新配属の学生さんたちと論文を読むトレーニングを開始した。当然ながら読み方がたどたどしいわけだが、そんな姿も今は初々しい。私が懇切丁寧に教えるという現在の状態が、いつしか私にいろんな新着論文の情報を教えてくれるという状態に相転移する日が待ち遠しくて仕方がない。
日経サイエンスによる、ノーベル賞の受賞対象となった研究の解説がわかりやすい。これはぜひ学生さんに読んでほしいので、連続投稿しておきます。
プレゼンを良くする一つの方法は「えーと,あのー,えー」などの言葉を発しないよう意識的に努めること。この言葉があると持ち時間を相当にロスするし,そのロスは聴衆の時間を奪うことになる。この話法は練習で必ず上達するものであり,特別な才能を必要としないので,気軽に取り組むといいと思う。

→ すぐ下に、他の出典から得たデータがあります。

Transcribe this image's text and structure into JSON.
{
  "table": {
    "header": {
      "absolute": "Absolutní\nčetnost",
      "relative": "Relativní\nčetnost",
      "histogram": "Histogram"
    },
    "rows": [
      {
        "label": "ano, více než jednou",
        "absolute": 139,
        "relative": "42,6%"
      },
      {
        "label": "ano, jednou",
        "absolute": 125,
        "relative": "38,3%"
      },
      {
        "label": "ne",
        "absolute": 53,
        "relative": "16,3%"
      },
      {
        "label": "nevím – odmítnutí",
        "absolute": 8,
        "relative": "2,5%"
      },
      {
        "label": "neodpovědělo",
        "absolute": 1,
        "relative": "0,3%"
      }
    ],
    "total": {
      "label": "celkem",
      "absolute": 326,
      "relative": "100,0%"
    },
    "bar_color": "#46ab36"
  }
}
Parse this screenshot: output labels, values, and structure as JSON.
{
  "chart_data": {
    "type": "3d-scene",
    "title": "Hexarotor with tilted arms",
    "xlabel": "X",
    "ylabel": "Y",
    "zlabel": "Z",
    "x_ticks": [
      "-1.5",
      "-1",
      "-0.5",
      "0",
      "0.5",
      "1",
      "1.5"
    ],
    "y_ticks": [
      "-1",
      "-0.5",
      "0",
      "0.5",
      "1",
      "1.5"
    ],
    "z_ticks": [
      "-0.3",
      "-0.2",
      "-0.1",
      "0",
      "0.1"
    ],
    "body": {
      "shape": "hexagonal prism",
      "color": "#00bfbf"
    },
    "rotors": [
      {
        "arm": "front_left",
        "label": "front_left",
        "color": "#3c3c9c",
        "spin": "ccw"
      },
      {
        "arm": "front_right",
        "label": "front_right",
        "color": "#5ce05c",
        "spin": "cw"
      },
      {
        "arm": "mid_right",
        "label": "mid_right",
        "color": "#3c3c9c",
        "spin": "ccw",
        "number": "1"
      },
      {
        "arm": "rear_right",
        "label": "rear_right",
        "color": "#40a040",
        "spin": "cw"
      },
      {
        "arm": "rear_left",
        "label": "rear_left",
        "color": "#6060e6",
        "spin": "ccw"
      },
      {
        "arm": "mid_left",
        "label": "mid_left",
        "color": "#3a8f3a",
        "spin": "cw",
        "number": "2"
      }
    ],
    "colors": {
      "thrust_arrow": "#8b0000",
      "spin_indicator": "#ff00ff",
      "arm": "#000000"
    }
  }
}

量子化学の講義が本日で終了。続々と送られてくる授業コメントが温かいものばかりで、嬉しさのあまり朝から晩まで泣いております。流した涙でウイスキーの水割りを作れそう。
分光研究の最新号にて、メーザーとレーザーの生みの親であるTownes先生の研究足跡を、彼の共同研究者でもあった霜田光一先生がご執筆されている。 学会誌を読んで、ここまで興奮したことはない。後に、歴史的価値の高くなる手記ではないかと感じた。